“Sporadic great men come everywhere. But for a community to get vibrating through and through with intensely active life, many geniuses coming together and in rapid succession are required. This is why great epochs are so rare, – why the sudden bloom of a Greece, an early Rome, a Renaissance, is such a mystery. Blow must follow blow so fast that no cooling can occur in the intervals. Then the mass of the nation glows incandescent, and may continue to glow by pure inertia long after the originators of its internal movement have passed away.”
This is William James’ view, in his excellent Great Men, Great Thoughts, and the Environment paper, on what it takes to have great epochs. The finer grained causes are something I want to research more in the future but for now I wanted to give an introduction to just how great a great epoch can be. Consider the two periods below:
Greece (197 years)
- Sophocles 497-406
- Pericles 495-429BC
- Phidias 480-430
- Socrates 470-399
- Plato 428-348
- Aristophanes 427-386
- Aristotle 384-322
- Euclid 365-300
Enlightenment/scientific revolution (233 years)
- Francis Bacon 1561 – 1626
- Hobbes 1588 – 1679
- Descartes 1596-1650
- Fermat 1607 – 1665
- Pascal 1623 – 1662
- Locke 1632 – 1704
- Newton 1643 – 1727
- Leibniz 1646 – 1716
- Jacob Bernoulli 1655 – 1705
- Voltaire 1694 – 1778
- Daniel Bernoulli 1700 – 1782
- Euler 1707 – 1783
- Hume 1711 – 1776
- Adam Smith 1723 – 1790
- Kant 1724 – 1804
What is absolutely astounding to me is that these spans equate to roughly 1/5 of the elapsed time since the oldest member, Sophocles, was born. Yet they represent the founding of multiple disciplines we rely on today as well as having many of the practitioners we regard as the greatest in those disciplines.
We find a similar pattern with great painters or composers as well, there were flashes where most of those we consider great worked and before or since then we seemingly haven’t been able to generate talent in those areas in such concentrated amounts.
It’s important to consider whether there are any dull reasons for this, perhaps you could choose any period and conceivably draw up such a list. I think you would struggle with this. There are only so many people we consider truly great and in most fields it seems like this pattern of a flash of luminaries for a number of decades or a century or two occurs.
Another mundane reason could be that every subject requires someone to start it, isn’t it likely that the time period where some enterprise starts is likely to make vast amounts of ground? To this I would say quite possibly but also that I don’t think it really gets to the central question I am looking at. Even if some group has to start a movement, it is not clear why these ones did. Why wasn’t the enlightenment earlier? Was there really some path dependence where many centuries had to pass before thinking of this quality could be supported? Maybe, but I doubt it. Also saying that because one group discovers an area and therefore it is bound to make vast amounts of progress would seem to be disproven by the two groups above. The groups are predominately made up of philosophers and mathematicians. If it really was so easy to progress rapidly through these areas why the 1,500 year hiatus?

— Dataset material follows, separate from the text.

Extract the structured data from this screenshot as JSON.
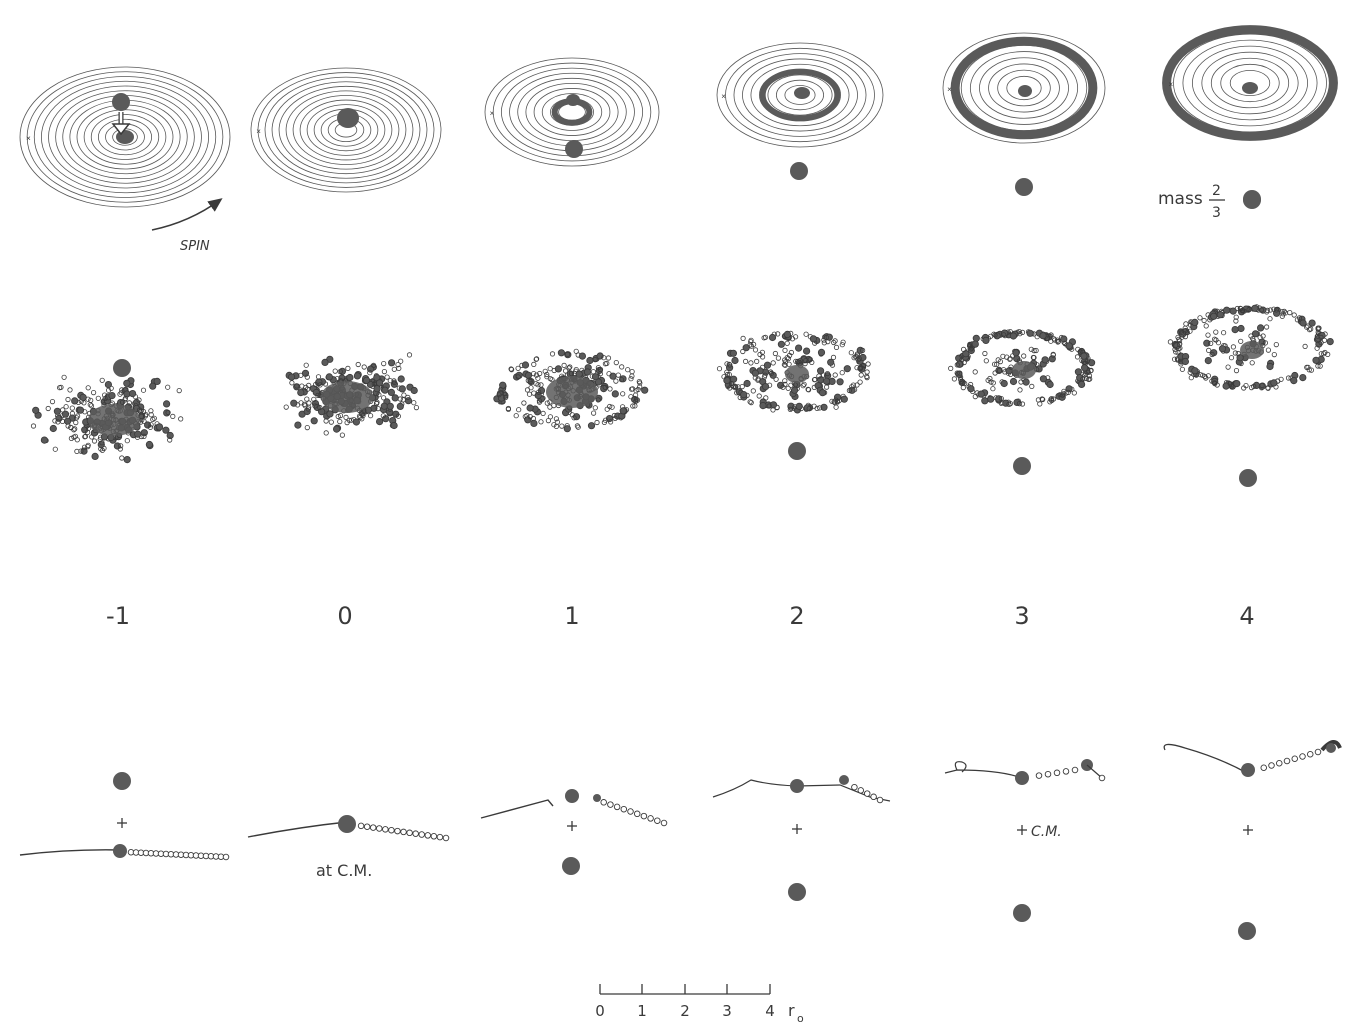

These two episodes present another idea which is that virtuosity in epochs seems to cross vast disciplines. In the Greek example there almost weren’t any disciplines as we would know them today, they in many ways created modern Maths and Philosophy. Similarly the enlightenment created what we would likely call modern science. It seems almost absurd to imagine there are fields that are so important as the ones named that we still have scarcely any conception of, but it would also have seemed almost absurd to imagine this in the decades before the enlightenment or the Greek period. For a more recent example of a paradigm shifting field one could look at computing, yes it is in some degree an off shoot of Maths but I would consider it distinct enough to count.
It seems like the James quote is on to something. There are non linear network effects to having greatness. Each luminary doesn’t increase the chance of another by some linear amount but more so. What is the nature of the feedback loop? Is it mentorship, a society where one can work on these ideas and have it considered a worthy occupation? Are there external elements like being independently wealthy like many on the lists were?
One important point will be whether these phenomena are emergent. Can we really ever hope to centrally plan anything or do we just get luck every few centuries in various fields? Even if this may be true it still seems worth looking for answers given the outsized effects these few centuries have had on everything from literature to science to the very way think about reason.